3. Partner with an insurance agency who understands your niche and has access to options

Your insurance agent will be an important part of your business so choose them wisely.  They will need to be somewhat knowledgeable in your field, accessible for questions and ideally both large enough to remain financially stable (even through tough economic times) but small enough to get to know you by name if you are in frequent contact with them.  They will serve as your consultant and trusted advisor and, as such, you may want to consider their role similar to that of your lawyer, accountant, or financial advisor.
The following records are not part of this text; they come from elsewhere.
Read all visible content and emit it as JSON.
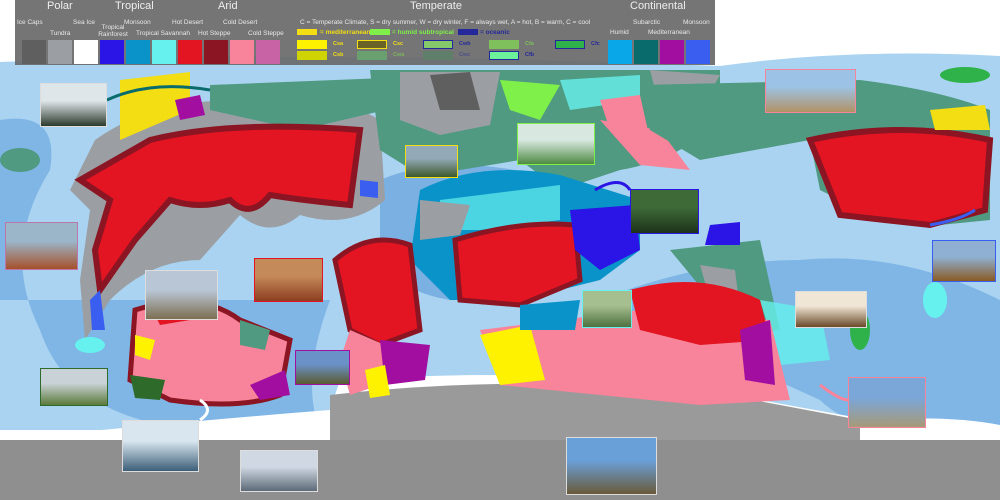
{
  "legend": {
    "groups": {
      "polar": "Polar",
      "tropical": "Tropical",
      "arid": "Arid",
      "temperate": "Temperate",
      "continental": "Continental"
    },
    "polar": [
      {
        "label": "Ice Caps",
        "color": "#5f5f5f"
      },
      {
        "label": "Tundra",
        "color": "#9b9ea3"
      },
      {
        "label": "Sea Ice",
        "color": "#ffffff"
      }
    ],
    "tropical": [
      {
        "label": "Tropical Rainforest",
        "color": "#2a14e6"
      },
      {
        "label": "Monsoon",
        "color": "#0a93c8"
      },
      {
        "label": "Tropical Savannah",
        "color": "#66f1ee"
      }
    ],
    "arid": [
      {
        "label": "Hot Desert",
        "color": "#e31522"
      },
      {
        "label": "Hot Steppe",
        "color": "#8b1523"
      },
      {
        "label": "Cold Desert",
        "color": "#f7849a"
      },
      {
        "label": "Cold Steppe",
        "color": "#c863a6"
      }
    ],
    "temperate": {
      "explanation": "C = Temperate Climate, S = dry summer, W = dry winter, F = always wet, A = hot, B = warm, C = cool",
      "key": [
        {
          "label": "= mediterranean",
          "color": "#f2de13"
        },
        {
          "label": "= humid subtropical",
          "color": "#7ff04a"
        },
        {
          "label": "= oceanic",
          "color": "#25289a"
        }
      ],
      "codes": [
        {
          "code": "Csa",
          "color": "#fff200",
          "text": "#f2de13"
        },
        {
          "code": "Csb",
          "color": "#cfd400",
          "text": "#f2de13"
        },
        {
          "code": "Csc",
          "color": "#6b6228",
          "text": "#f2de13"
        },
        {
          "code": "Cwa",
          "color": "#6aa070",
          "text": "#7ff04a"
        },
        {
          "code": "Cwb",
          "color": "#86c96b",
          "text": "#25289a"
        },
        {
          "code": "Cwc",
          "color": "#5f7f6a",
          "text": "#25289a"
        },
        {
          "code": "Cfa",
          "color": "#7fbf5c",
          "text": "#7ff04a"
        },
        {
          "code": "Cfb",
          "color": "#6cf29a",
          "text": "#25289a"
        },
        {
          "code": "Cfc",
          "color": "#2fb24a",
          "text": "#25289a"
        }
      ]
    },
    "continental": [
      {
        "label": "Humid",
        "color": "#0aa7e8"
      },
      {
        "label": "Subarctic",
        "color": "#0a6b6d"
      },
      {
        "label": "Mediterranean",
        "color": "#a10ea0"
      },
      {
        "label": "Monsoon",
        "color": "#3a5ef0"
      }
    ]
  },
  "colors": {
    "ocean_shallow": "#a9d3f0",
    "ocean_mid": "#7fb6e6",
    "ocean_deep": "#5b9ad8",
    "antarctic": "#9a9a9a",
    "ice": "#ffffff"
  },
  "photos": [
    {
      "subject": "snowy-forest",
      "c1": "#dfe6ea",
      "c2": "#2b3a2c"
    },
    {
      "subject": "autumn-hills",
      "c1": "#9bb5c9",
      "c2": "#a5502a"
    },
    {
      "subject": "desert-mountains",
      "c1": "#b9c6d6",
      "c2": "#7d6e52"
    },
    {
      "subject": "red-desert",
      "c1": "#c58a5a",
      "c2": "#8d3e20"
    },
    {
      "subject": "steppe-tree",
      "c1": "#6a92c8",
      "c2": "#5a5a30"
    },
    {
      "subject": "misty-grassland",
      "c1": "#c9d2d6",
      "c2": "#5b7a3a"
    },
    {
      "subject": "sea-ice",
      "c1": "#d9e6ef",
      "c2": "#3c5f79"
    },
    {
      "subject": "snowy-peaks",
      "c1": "#cfd8e3",
      "c2": "#5e6a78"
    },
    {
      "subject": "pine-lake",
      "c1": "#94a9b8",
      "c2": "#3d5a2c"
    },
    {
      "subject": "karst-lake",
      "c1": "#d8e8e0",
      "c2": "#4f8a44"
    },
    {
      "subject": "rainforest",
      "c1": "#3e6a38",
      "c2": "#1c321a"
    },
    {
      "subject": "tall-grass",
      "c1": "#a6bf90",
      "c2": "#4f7040"
    },
    {
      "subject": "arid-valley",
      "c1": "#9cc3e6",
      "c2": "#b29266"
    },
    {
      "subject": "autumn-forest",
      "c1": "#8fb0d2",
      "c2": "#8a5a24"
    },
    {
      "subject": "baobabs",
      "c1": "#f0e6d6",
      "c2": "#6b4a2a"
    },
    {
      "subject": "volcano-plain",
      "c1": "#7aa6d8",
      "c2": "#a79a78"
    },
    {
      "subject": "alpine-meadow",
      "c1": "#6aa0d8",
      "c2": "#6a5a3a"
    }
  ]
}
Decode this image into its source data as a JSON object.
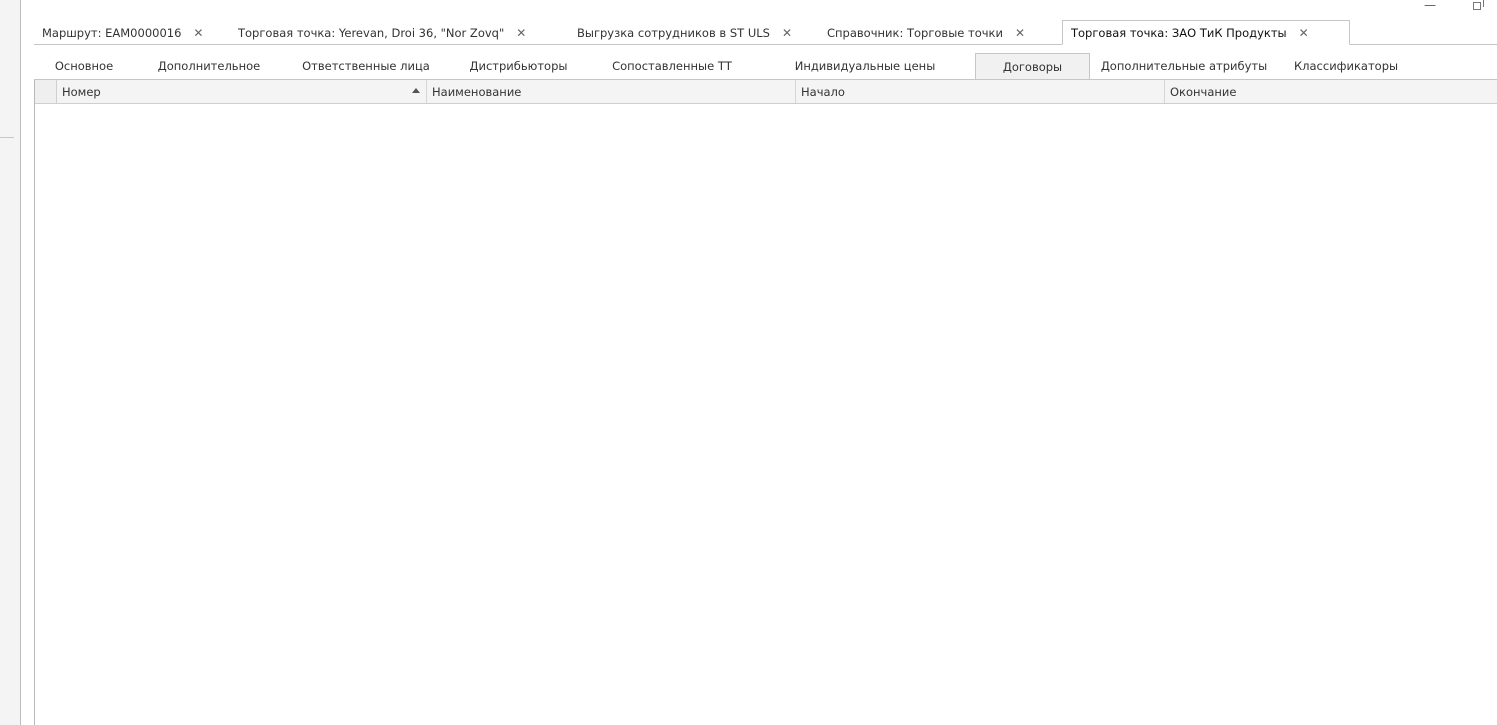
{
  "window": {
    "minimize_glyph": "—",
    "restore_icon": "restore-icon"
  },
  "doc_tabs": [
    {
      "label": "Маршрут: EAM0000016",
      "close": "✕",
      "active": false
    },
    {
      "label": "Торговая точка: Yerevan, Droi 36, \"Nor Zovq\"",
      "close": "✕",
      "active": false
    },
    {
      "label": "Выгрузка сотрудников в ST ULS",
      "close": "✕",
      "active": false
    },
    {
      "label": "Справочник: Торговые точки",
      "close": "✕",
      "active": false
    },
    {
      "label": "Торговая точка: ЗАО ТиК Продукты",
      "close": "✕",
      "active": true
    }
  ],
  "inner_tabs": [
    {
      "label": "Основное",
      "active": false
    },
    {
      "label": "Дополнительное",
      "active": false
    },
    {
      "label": "Ответственные лица",
      "active": false
    },
    {
      "label": "Дистрибьюторы",
      "active": false
    },
    {
      "label": "Сопоставленные ТТ",
      "active": false
    },
    {
      "label": "Индивидуальные цены",
      "active": false
    },
    {
      "label": "Договоры",
      "active": true
    },
    {
      "label": "Дополнительные атрибуты",
      "active": false
    },
    {
      "label": "Классификаторы",
      "active": false
    }
  ],
  "grid": {
    "columns": [
      {
        "label": "Номер",
        "sort": "ascending"
      },
      {
        "label": "Наименование"
      },
      {
        "label": "Начало"
      },
      {
        "label": "Окончание"
      }
    ],
    "rows": []
  },
  "colors": {
    "tab_border": "#c6c6c6",
    "header_bg": "#f4f4f4",
    "active_inner_tab_bg": "#f1f1f1"
  }
}
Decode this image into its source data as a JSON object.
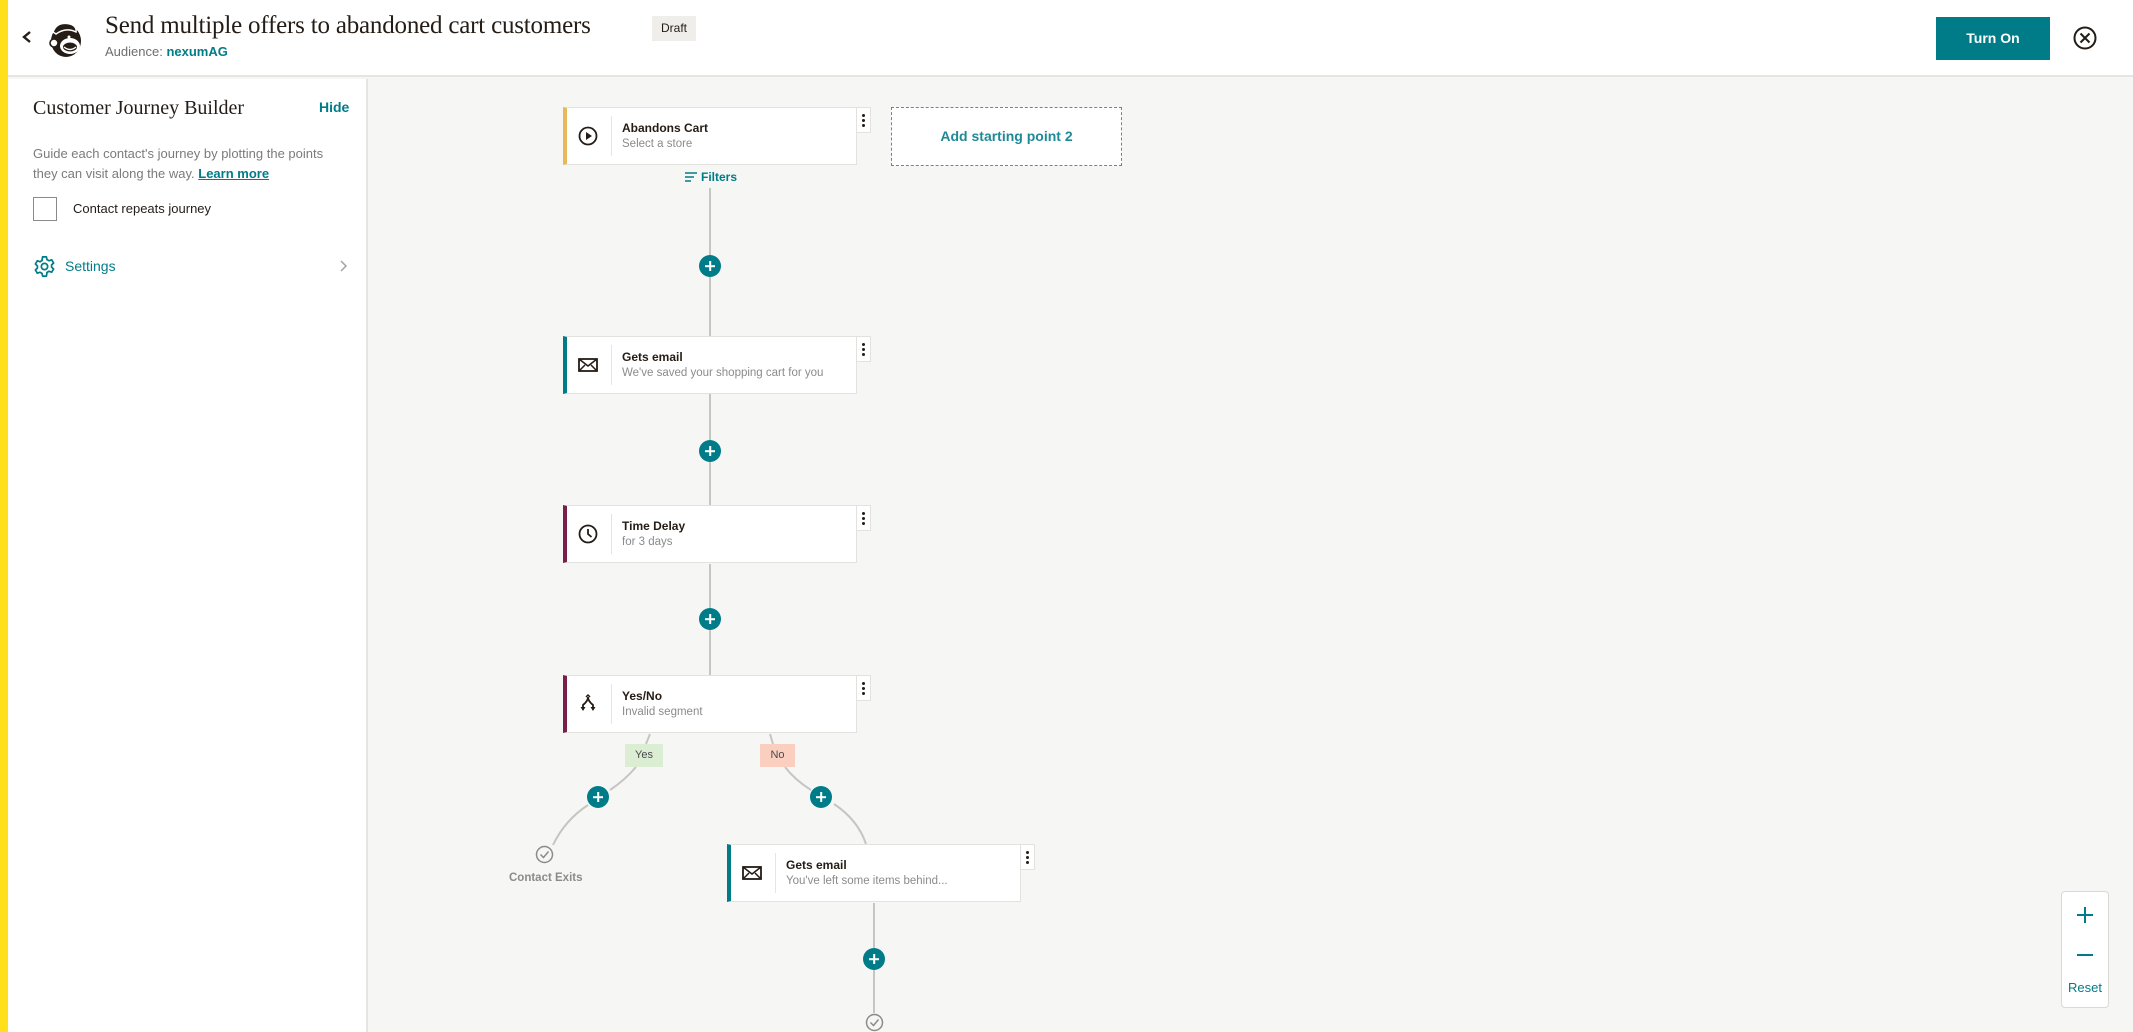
{
  "header": {
    "title": "Send multiple offers to abandoned cart customers",
    "status_badge": "Draft",
    "audience_label": "Audience:",
    "audience_name": "nexumAG",
    "turn_on_label": "Turn On"
  },
  "sidebar": {
    "title": "Customer Journey Builder",
    "hide_label": "Hide",
    "description": "Guide each contact's journey by plotting the points they can visit along the way.",
    "learn_more_label": "Learn more",
    "repeat_checkbox_label": "Contact repeats journey",
    "repeat_checked": false,
    "settings_label": "Settings"
  },
  "journey": {
    "trigger": {
      "title": "Abandons Cart",
      "subtitle": "Select a store",
      "icon": "play-circle-icon",
      "accent": "#e8b85b"
    },
    "filters_label": "Filters",
    "add_starting_point_label": "Add starting point 2",
    "steps": [
      {
        "title": "Gets email",
        "subtitle": "We've saved your shopping cart for you",
        "icon": "envelope-icon",
        "accent": "#007c89"
      },
      {
        "title": "Time Delay",
        "subtitle": "for 3 days",
        "icon": "clock-icon",
        "accent": "#7a2048"
      },
      {
        "title": "Yes/No",
        "subtitle": "Invalid segment",
        "icon": "branch-icon",
        "accent": "#7a2048"
      }
    ],
    "branches": {
      "yes_label": "Yes",
      "no_label": "No",
      "yes_exit_label": "Contact Exits",
      "no_step": {
        "title": "Gets email",
        "subtitle": "You've left some items behind...",
        "icon": "envelope-icon",
        "accent": "#007c89"
      }
    }
  },
  "zoom_controls": {
    "zoom_in": "+",
    "zoom_out": "−",
    "reset_label": "Reset"
  },
  "colors": {
    "brand_yellow": "#ffe01b",
    "teal": "#007c89",
    "canvas_bg": "#f6f6f4",
    "yes_bg": "#dbedd3",
    "no_bg": "#fbcfc0"
  }
}
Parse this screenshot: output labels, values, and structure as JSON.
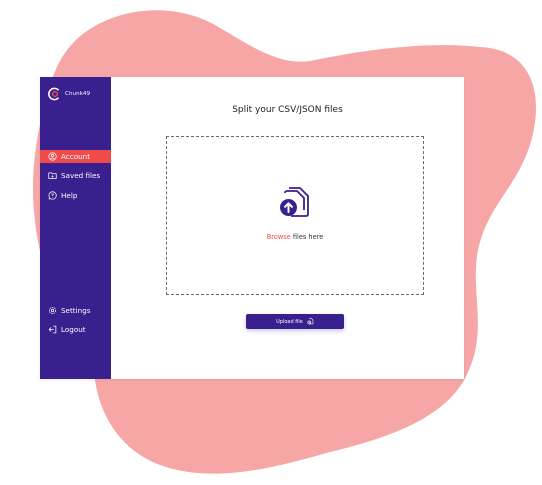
{
  "app": {
    "brand_name": "Chunk49"
  },
  "sidebar": {
    "items": [
      {
        "label": "Account",
        "icon": "user-icon",
        "active": true
      },
      {
        "label": "Saved files",
        "icon": "folder-icon",
        "active": false
      },
      {
        "label": "Help",
        "icon": "help-icon",
        "active": false
      }
    ],
    "bottom_items": [
      {
        "label": "Settings",
        "icon": "gear-icon"
      },
      {
        "label": "Logout",
        "icon": "logout-icon"
      }
    ]
  },
  "main": {
    "title": "Split your CSV/JSON files",
    "dropzone": {
      "icon": "file-upload-icon",
      "browse_label": "Browse",
      "suffix_label": " files here"
    },
    "upload_button": {
      "label": "Upload file",
      "icon": "upload-file-icon"
    }
  },
  "colors": {
    "primary": "#3a1f8f",
    "accent": "#ef4b4b",
    "blob": "#f7a6a6"
  }
}
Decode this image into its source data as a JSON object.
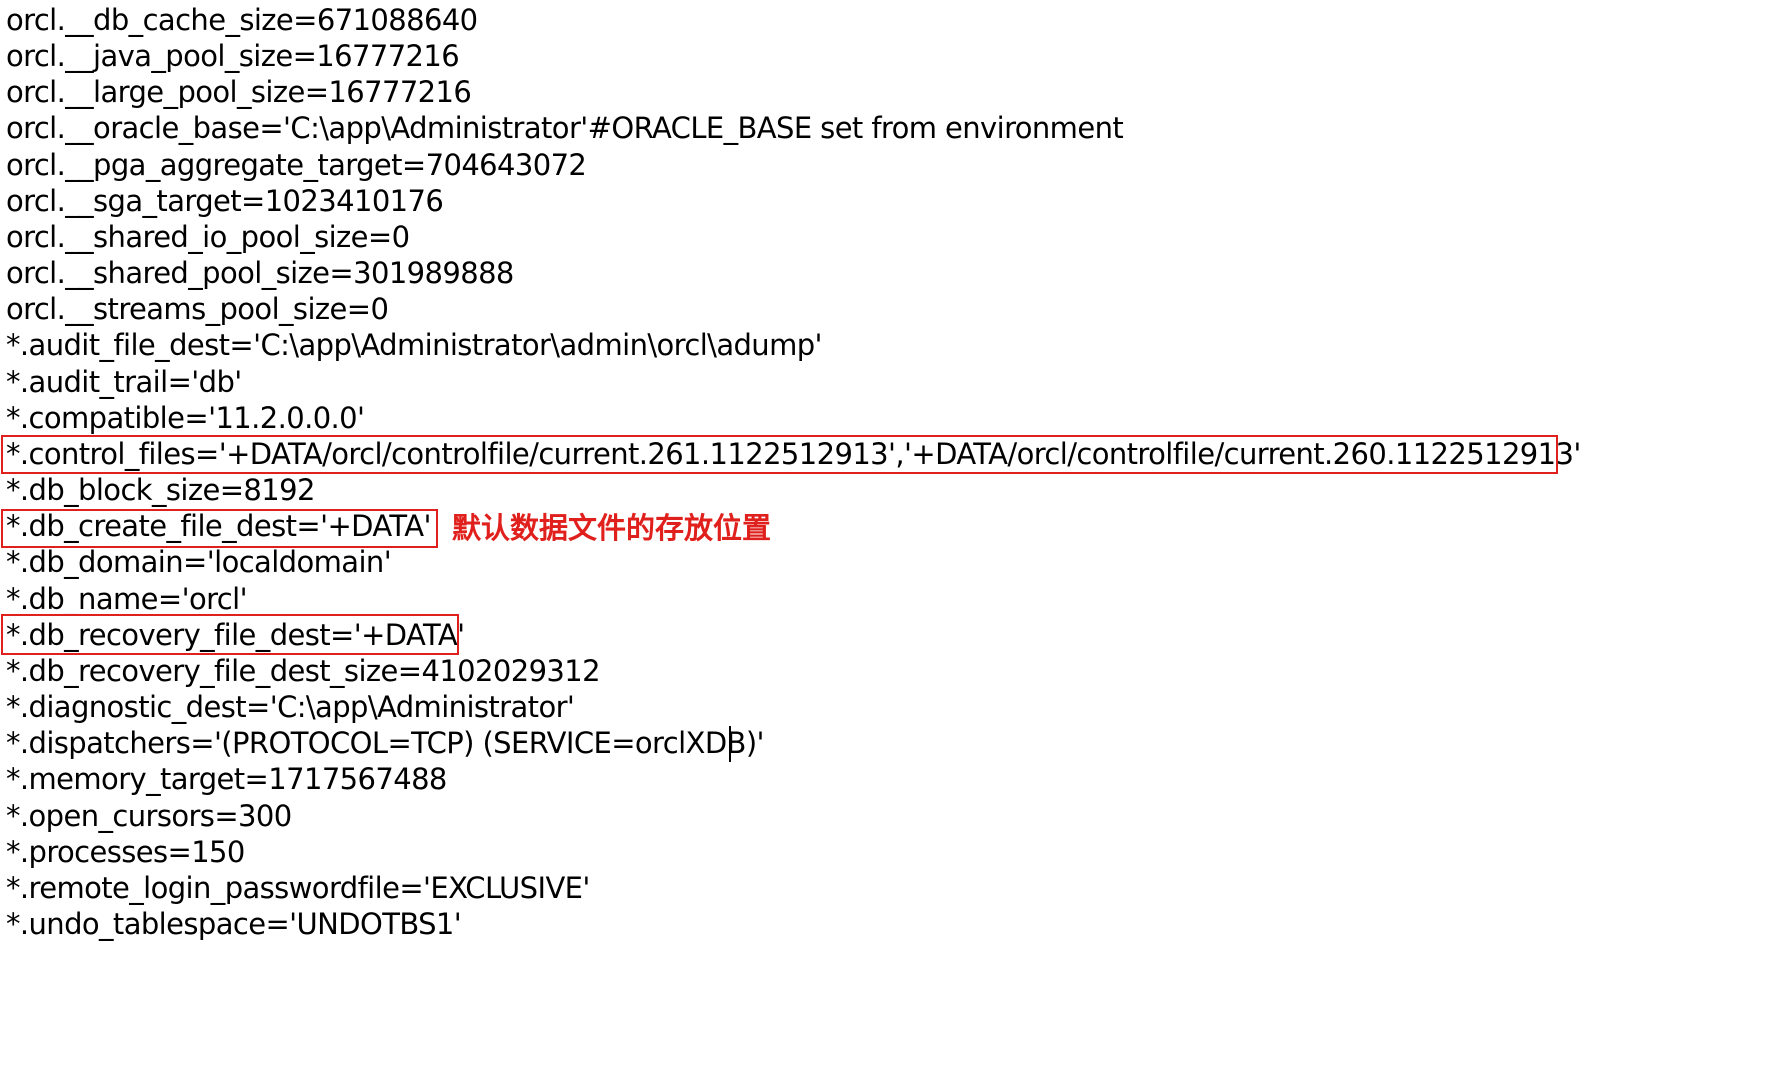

Another important aspect of choosing your agent is their ability to provide you with service even when your main contact is unavailable or if they should ever leave the agency altogether.  A good agency has a “team” in place to support you, not just one person.  The insurance world is an ever-changing landscape requiring you to safely navigate around constantly shifting underwriting guidelines, occasional changes to state legislation (as we’ve seen recently in California with Assembly Bill 5 recently) and the impacts of both manmade and natural disasters such as riots, vandalism, disease, wildfires, hurricanes, and earthquakes.

While the initial “purchase” of insurance is an important step, it is only the gateway to this essential relationship.  Keeping your costs at a minimum are important to any agent, but the price of premium alone is only one of several factors to consider when starting your new business.